У Ирмы, как и у Бьюти, были «буржуазные взгляды», и она хотела сказать, что говорят буржуазные дамы. Но она к этому времени узнала, что обижает её мужа и что, если настаивать, вызывает его гнев. Они так много раз были счастливы вместе, что ей хотелось избежать ссор, как делали многие другие молодые пары. Она убрала свои мысли на тему классовой борьбы, и попыталась с помощью различных способов удержать своего слабовольного партнера от искушения. Слугам сказали, что сомнительным на вид незнакомцам отвечать, что месьё Бэдда нет дома, и что они не знают, когда он вернется. Ирма изобретала и более тонкие способы, чтобы держать его занятым и отвлекать его от компании красных депутатов и розовый редакторов.

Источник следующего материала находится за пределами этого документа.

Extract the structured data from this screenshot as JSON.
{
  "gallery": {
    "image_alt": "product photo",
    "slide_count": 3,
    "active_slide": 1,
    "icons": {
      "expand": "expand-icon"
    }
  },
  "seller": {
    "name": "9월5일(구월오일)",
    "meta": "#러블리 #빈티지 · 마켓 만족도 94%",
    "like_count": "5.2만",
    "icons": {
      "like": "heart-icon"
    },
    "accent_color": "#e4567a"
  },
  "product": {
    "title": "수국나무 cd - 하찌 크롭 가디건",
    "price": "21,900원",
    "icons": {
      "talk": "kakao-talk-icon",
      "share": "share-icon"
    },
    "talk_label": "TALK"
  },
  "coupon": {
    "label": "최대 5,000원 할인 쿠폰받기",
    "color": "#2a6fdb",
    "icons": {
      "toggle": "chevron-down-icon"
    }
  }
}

Но Ланни не мог не понимать тонкостей. Он был воспитан в среде буржуазных дам, знал их взгляды и понимал, когда им они манипулировали и почему. Он пытался играть честно и не давать слишком много денег Ирмы беженцам, и не слишком своих собственных, чтобы не остаться без средств. Это означало, что он тоже должен был хитрить и оправдываться перед несчастными. А тогда он стыдился себя, и у него было тяжело на душе, потому что мир был не такой, как он хотел, и он не был таким благородным и со щедрой душой, каким он хотел видеть себя.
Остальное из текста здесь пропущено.